Pase de Rockies a la postemporada doblemente especial para Carlos González

Pase de Rockies a la postemporada doblemente especial para Carlos González

DENVER - El venezolano Carlos González, jardinero derecho de los Rockies, participó en dos celebraciones el sábado en el Coors Field, una después que la derrota de los Cerveceros les dio el segundo Comodín de la Liga Nacional antes de que saliesen a jugar, y otra mucho más especial y desatada tras la caída contra los Dodgers en un juego que ya no tenía importancia.

Pero fue el momento de paz entre ambas fiestas lo que más recordará González.

González la botó contra Clayton Kershaw en el primer turno y después salió del juego en el sexto tras irse de 3-2. Siendo el único pelotero que queda de aquel club del 2009, la última versión de los Rockies que había ido a la postemporada, y lidiando además con las emociones porque está en el último año de su contrato, CarGo se retiró solo al clubhouse, que ya había sido preparado para la fiesta con plástico protegiendo los casilleros.

"Me vine a cambiar y me encontré con todo esto", dijo González. "Me recordó mucho al 2009. Fue muy especial. Estaba aquí solo, tratando de absorber todo lo que me estaba pasando".

"Los demás estaban todos jugando y yo estaba aquí sonriendo conmigo mismo".

Los Rockies jugarán el miércoles Chase Field contra los D-backs en el Juego de los Comodines de la Liga Nacional. El ganador se enfrentará a los Dodgers en la Serie Divisional desde el viernes en Los Ángeles.

Dentro de la cueva, nadie estaba en ánimas de aguar la fiesta debido a la derrota ante Los Ángeles.

"Yo siempre asumió que Milwaukee iba a ganar y que nosotros también íbamos a necesitar ganar", dijo el cerrador Greg Holland. "Con fortuna, perdieron y tuvimos que preocuparnos más".

"Esto solo va durar un par de horas, pero por esto es que uno juega", dijo el estelar tercera base Nolan Arenado en medio de la algarabía del clubhouse.

Arenado, que ganó el campeonato con Estados Unidos en el Clásico Mundial de Béisbol, ahora tiene la mira puesta en la Serie Mundial.

Antes del juego, pero después de saber de la derrota de los Cerveceros que les había dado el pase, Arenado había porque razón a diferencia de la fiesta tras ganar el CMB ahora no iba a vestir eso lentes protectores que usan los nadadores.

"No quiero usarlos con los Rockies, quiero sentir esa sensación de quemadura en los ojos", dijo Arenado. "Realmente necesito celebrar.
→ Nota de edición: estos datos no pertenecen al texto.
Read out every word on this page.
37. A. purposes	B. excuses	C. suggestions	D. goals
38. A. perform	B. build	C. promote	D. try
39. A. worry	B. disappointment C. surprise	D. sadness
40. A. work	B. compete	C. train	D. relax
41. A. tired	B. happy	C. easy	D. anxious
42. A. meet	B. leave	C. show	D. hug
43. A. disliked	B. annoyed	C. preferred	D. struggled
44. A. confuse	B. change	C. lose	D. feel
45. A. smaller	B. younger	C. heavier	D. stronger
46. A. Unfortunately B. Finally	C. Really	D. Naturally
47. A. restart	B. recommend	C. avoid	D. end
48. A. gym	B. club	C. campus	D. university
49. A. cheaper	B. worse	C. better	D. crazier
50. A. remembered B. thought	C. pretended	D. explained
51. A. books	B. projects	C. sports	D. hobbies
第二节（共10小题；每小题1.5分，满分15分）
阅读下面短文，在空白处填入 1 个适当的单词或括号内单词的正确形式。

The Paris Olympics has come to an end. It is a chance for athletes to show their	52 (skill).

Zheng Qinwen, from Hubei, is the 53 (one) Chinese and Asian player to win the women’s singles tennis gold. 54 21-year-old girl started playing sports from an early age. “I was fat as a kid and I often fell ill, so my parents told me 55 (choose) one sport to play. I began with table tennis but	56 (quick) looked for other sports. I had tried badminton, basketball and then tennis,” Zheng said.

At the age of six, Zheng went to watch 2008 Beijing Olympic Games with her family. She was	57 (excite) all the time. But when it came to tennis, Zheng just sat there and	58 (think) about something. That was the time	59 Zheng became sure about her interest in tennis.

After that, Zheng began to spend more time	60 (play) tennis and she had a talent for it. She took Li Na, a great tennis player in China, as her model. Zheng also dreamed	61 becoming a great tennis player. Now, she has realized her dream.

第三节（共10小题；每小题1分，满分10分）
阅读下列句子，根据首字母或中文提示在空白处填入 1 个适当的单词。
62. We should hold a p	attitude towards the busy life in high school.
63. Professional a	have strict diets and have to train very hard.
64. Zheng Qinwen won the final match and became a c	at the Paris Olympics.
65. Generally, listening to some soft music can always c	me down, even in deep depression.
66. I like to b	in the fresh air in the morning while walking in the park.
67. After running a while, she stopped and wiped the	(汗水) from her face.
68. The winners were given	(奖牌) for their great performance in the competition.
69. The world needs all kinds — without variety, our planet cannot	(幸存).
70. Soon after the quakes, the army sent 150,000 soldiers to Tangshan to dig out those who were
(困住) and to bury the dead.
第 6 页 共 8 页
Eso es lo que voy a hacer con mis muchachos".

Antes y durante el juego, los Rockies pudieron compartir con un Coors Field que se llenó por 14ta vez en la campaña. Arenado y el jardinero central Charlie Blackmon, seguro ganador del título de bateo de la Liga Nacional, estuvieron entre los jugadores más ovacionados.

"Estábamos pidiendo una oportunidad y aquí estamos, colándonos a última hora", dijo Blackmon. "No lo hubiese querido de ninguna otra manera".

Se trata del cuarto viaje a la postemporada para los Rockies en sus 25 años de historia, siempre como Comodín.

Este equipo es una creación del gerente general Jeff Bridich, que asumió las riendas al terminar la temporada 2014, y del manager Bud Black, en su primer año con la organización.

El pitcheo fue la clave. Bridich, que venía de ser jefe de desarrollo de peloteros, hizo énfasis en tomar lanzadores en las primeras rondas del draft y en cambios. También consiguió a un veterano probado en postemporada para cerrar juegos, Holland, y en un pelotero capaz de jugar varias posiciones como Ian Desmond. Durante la campaña llegaron el receptor Jonathan Lucroy y el relevista derecho Pat Neshek.

"Haber estado tantos años en la organización tiene sus ventajas, entiendes el tipo de personal con el que cuentas, gente que tiene la misma meta y que está dispuesta a poner el tiempo y el esfuerzo, personas que creen unas en otras", dijo Bridich. "No todo lo resolvimos internamente. Tuvimos que tomar algunos riesgos, y lograr que la gente también terminase creyendo en esas cosas que estábamos haciendo".

Black, que dirigió a los Padres entre 2007 y el 2015, también es un ex lanzador (ganó la Serie Mundial para los Reales en 1985) y un ex coach de pitcheo (otro título con los Angelinos en 2002) que encaja perfectamente en la nueva filosofía de la organización.

"¿Qué puedo decir yo del aporte de todos en este equipo?", se preguntó Black. "Que esto no es solo cosa de un grupo".